Another part of the debate in academia were questions about the origins of Ebonics; Where did it come from? Some contended that most of the distinctive pronunciation and grammatical features of Ebonics came from African languages, since West Africans acquiring English as slaves restructured it according to the patterns of African languages. A second view is that African slaves learned English from White settlers, and that they did so relatively quickly and successfully, with little continuing influence from their African linguistic heritage. Vernacular or non-standard features of Ebonics are seen as transfers from dialects spoken by colonial English, Irish, or Scotch Irish settlers, or as features which developed in the 20th century, after African Americans became more isolated in urban ghettos. A third view, the Creolist view, is that many African slaves, in acquiring English, developed a simplified fusion of English and African languages which linguists call a pidgin or creole, and that this influenced the subsequent development of Ebonics.

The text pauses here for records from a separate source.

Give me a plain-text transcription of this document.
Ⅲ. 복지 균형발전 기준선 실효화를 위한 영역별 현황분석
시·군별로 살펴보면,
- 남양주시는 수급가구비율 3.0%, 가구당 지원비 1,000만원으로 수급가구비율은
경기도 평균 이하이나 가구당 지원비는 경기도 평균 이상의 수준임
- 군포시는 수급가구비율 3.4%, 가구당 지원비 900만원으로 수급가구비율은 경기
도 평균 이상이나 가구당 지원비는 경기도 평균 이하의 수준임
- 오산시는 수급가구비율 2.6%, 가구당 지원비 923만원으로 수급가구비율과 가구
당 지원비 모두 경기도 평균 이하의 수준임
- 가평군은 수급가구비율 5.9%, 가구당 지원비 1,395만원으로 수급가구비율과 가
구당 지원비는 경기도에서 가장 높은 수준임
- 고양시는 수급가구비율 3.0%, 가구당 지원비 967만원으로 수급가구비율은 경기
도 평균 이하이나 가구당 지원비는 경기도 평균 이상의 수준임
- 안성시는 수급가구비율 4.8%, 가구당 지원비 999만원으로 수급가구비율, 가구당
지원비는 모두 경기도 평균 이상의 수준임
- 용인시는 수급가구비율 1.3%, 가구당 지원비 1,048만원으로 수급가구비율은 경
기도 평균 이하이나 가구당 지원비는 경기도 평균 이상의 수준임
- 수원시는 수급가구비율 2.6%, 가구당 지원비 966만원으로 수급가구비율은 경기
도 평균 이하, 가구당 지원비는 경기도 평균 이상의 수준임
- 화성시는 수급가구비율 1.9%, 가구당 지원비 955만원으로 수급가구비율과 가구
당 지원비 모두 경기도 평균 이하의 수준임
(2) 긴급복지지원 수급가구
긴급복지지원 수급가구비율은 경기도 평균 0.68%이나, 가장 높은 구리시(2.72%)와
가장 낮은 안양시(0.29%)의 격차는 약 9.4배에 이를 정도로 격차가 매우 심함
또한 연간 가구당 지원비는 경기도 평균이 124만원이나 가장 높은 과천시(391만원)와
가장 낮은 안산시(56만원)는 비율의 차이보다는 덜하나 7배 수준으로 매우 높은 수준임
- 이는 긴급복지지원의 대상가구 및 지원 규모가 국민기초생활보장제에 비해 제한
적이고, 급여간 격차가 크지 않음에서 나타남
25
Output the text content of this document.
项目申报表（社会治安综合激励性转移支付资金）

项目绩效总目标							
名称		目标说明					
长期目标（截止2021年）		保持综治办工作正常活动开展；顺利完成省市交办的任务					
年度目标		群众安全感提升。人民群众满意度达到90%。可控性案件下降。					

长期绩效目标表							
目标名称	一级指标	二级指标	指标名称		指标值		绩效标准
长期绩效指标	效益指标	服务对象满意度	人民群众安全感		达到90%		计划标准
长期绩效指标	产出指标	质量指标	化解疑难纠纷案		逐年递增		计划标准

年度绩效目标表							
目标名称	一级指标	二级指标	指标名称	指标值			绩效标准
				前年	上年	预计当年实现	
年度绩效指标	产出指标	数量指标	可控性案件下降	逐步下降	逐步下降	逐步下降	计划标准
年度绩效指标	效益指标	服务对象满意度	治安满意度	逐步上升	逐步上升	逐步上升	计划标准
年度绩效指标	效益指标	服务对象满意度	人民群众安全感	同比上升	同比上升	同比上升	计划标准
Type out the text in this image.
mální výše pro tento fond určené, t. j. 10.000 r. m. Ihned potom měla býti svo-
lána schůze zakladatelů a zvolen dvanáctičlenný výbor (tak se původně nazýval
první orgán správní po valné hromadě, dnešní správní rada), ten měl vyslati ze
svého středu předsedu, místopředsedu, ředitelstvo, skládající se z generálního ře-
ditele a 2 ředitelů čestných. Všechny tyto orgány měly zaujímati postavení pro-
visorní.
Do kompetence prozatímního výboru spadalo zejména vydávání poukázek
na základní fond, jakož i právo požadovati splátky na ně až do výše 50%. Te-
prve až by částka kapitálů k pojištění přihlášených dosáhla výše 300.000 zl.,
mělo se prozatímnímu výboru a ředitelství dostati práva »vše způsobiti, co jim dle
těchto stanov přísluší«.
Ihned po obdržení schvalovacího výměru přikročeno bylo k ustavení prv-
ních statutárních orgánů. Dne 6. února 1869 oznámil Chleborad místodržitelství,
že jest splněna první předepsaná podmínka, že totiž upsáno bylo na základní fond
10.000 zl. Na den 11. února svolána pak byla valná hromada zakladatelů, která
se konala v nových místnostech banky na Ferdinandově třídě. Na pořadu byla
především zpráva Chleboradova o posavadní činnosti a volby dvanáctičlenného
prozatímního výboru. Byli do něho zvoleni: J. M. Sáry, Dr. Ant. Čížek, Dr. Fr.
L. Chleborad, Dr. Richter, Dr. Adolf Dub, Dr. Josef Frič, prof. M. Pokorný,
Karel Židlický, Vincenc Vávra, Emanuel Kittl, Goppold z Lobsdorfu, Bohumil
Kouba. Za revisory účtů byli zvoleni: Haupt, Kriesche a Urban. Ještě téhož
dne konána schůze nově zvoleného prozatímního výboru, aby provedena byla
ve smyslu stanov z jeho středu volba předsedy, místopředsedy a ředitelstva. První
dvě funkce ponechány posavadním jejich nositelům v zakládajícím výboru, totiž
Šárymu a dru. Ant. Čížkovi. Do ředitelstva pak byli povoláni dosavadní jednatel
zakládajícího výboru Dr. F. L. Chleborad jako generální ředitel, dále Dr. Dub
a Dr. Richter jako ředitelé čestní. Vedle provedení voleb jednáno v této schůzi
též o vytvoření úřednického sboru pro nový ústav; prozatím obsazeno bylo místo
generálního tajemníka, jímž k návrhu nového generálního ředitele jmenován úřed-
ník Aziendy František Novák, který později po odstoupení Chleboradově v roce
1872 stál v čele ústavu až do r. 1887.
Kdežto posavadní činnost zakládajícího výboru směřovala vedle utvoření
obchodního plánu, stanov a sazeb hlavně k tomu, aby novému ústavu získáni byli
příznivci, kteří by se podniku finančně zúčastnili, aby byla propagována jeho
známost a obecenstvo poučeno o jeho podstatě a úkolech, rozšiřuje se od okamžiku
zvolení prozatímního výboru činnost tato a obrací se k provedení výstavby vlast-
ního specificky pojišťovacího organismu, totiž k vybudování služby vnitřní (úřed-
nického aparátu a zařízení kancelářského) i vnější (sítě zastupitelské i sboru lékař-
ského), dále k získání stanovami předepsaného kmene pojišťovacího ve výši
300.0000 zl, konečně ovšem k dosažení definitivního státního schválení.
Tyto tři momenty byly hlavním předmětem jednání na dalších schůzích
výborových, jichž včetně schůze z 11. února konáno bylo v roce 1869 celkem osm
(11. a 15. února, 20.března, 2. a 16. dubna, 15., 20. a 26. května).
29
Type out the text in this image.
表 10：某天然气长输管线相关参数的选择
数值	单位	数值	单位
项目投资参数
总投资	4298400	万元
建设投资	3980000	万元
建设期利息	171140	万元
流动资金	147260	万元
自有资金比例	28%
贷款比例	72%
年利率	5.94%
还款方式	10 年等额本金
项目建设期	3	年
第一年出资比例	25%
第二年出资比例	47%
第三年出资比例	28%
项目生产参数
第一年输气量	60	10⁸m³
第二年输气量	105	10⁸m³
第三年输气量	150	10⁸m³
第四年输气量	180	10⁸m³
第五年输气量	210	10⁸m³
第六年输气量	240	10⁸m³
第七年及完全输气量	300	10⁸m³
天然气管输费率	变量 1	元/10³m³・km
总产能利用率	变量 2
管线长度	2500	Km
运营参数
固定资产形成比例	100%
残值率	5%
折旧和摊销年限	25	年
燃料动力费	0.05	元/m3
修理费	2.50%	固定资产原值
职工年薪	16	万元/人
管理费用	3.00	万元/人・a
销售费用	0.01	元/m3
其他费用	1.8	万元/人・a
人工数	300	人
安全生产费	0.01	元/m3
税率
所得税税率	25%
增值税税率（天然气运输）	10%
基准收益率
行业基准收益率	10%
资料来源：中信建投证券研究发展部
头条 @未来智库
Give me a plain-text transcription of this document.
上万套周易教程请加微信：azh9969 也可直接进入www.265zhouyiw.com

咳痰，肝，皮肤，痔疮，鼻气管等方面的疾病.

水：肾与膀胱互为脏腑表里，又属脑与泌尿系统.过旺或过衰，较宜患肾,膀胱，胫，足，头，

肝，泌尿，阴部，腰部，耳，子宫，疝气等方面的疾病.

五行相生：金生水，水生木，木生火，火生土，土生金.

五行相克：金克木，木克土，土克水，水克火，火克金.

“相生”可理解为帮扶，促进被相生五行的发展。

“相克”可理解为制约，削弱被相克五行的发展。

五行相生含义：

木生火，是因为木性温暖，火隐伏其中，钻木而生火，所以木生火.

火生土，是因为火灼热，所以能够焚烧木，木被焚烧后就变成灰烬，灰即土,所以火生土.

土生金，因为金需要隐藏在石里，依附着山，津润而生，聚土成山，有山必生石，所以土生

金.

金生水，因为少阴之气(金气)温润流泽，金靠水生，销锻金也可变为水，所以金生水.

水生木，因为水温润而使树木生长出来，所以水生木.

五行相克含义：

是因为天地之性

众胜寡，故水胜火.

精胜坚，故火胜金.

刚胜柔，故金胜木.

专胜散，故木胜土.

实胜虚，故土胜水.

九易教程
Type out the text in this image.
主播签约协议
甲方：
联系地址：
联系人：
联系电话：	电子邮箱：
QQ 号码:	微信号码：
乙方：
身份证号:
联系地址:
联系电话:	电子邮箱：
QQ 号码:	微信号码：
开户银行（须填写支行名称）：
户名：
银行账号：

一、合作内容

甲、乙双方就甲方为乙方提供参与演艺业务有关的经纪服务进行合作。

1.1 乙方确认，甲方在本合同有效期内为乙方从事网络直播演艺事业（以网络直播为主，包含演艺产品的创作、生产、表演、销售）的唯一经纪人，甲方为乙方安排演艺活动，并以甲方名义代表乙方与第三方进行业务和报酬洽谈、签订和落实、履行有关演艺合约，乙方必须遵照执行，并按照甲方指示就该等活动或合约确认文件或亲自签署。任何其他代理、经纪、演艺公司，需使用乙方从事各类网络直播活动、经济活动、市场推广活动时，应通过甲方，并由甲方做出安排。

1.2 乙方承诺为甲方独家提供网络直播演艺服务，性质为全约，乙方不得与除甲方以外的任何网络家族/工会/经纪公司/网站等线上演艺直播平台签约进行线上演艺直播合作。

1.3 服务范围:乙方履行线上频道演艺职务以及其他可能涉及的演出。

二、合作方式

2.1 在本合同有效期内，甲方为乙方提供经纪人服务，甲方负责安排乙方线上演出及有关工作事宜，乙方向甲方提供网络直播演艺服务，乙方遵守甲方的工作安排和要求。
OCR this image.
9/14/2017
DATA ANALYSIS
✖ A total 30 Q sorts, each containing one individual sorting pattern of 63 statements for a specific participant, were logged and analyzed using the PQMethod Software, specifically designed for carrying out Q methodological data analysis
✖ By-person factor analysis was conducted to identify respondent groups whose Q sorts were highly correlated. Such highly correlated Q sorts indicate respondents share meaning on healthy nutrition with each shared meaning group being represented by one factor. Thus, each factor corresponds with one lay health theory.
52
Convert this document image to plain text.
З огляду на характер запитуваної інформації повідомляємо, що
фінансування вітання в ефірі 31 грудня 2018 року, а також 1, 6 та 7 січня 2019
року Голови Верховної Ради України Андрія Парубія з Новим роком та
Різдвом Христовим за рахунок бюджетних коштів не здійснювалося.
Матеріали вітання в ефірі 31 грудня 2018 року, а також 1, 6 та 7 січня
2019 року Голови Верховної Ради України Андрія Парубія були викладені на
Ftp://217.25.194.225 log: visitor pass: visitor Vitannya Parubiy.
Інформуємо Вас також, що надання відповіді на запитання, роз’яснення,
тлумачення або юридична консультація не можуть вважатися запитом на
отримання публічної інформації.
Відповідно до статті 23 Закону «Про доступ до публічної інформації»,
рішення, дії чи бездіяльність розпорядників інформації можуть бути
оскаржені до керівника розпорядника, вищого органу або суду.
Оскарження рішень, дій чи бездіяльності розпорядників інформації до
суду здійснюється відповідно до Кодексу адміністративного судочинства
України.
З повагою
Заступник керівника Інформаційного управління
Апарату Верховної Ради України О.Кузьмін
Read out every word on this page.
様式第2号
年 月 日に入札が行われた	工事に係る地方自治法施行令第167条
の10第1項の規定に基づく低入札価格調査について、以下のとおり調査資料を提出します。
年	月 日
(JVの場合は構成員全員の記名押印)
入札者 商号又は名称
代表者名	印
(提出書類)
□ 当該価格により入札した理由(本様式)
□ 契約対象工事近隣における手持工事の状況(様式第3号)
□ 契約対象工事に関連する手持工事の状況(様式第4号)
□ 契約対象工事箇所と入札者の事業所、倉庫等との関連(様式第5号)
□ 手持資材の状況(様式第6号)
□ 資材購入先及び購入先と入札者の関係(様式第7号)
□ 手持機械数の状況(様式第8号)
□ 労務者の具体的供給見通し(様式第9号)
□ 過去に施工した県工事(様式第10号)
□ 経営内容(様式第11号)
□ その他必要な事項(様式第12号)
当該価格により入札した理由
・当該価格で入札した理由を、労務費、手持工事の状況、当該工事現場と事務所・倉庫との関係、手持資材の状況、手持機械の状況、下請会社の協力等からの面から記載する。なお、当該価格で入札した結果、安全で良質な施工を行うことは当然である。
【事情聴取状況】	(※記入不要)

Those in Oakland stated that the language their students spoke was a different language. They intended to institute something very like an English as a Second Language program to bring their students up to speed. The academic success of their students, they insisted, was at stake. Some in the debate argued, however, that the Oakland school board was simply seeking extra funding that adding additional second language programs, which and Ebonics program could be labeled, would bring. In the end, no such program was instituted and the debate faded from public scrutiny.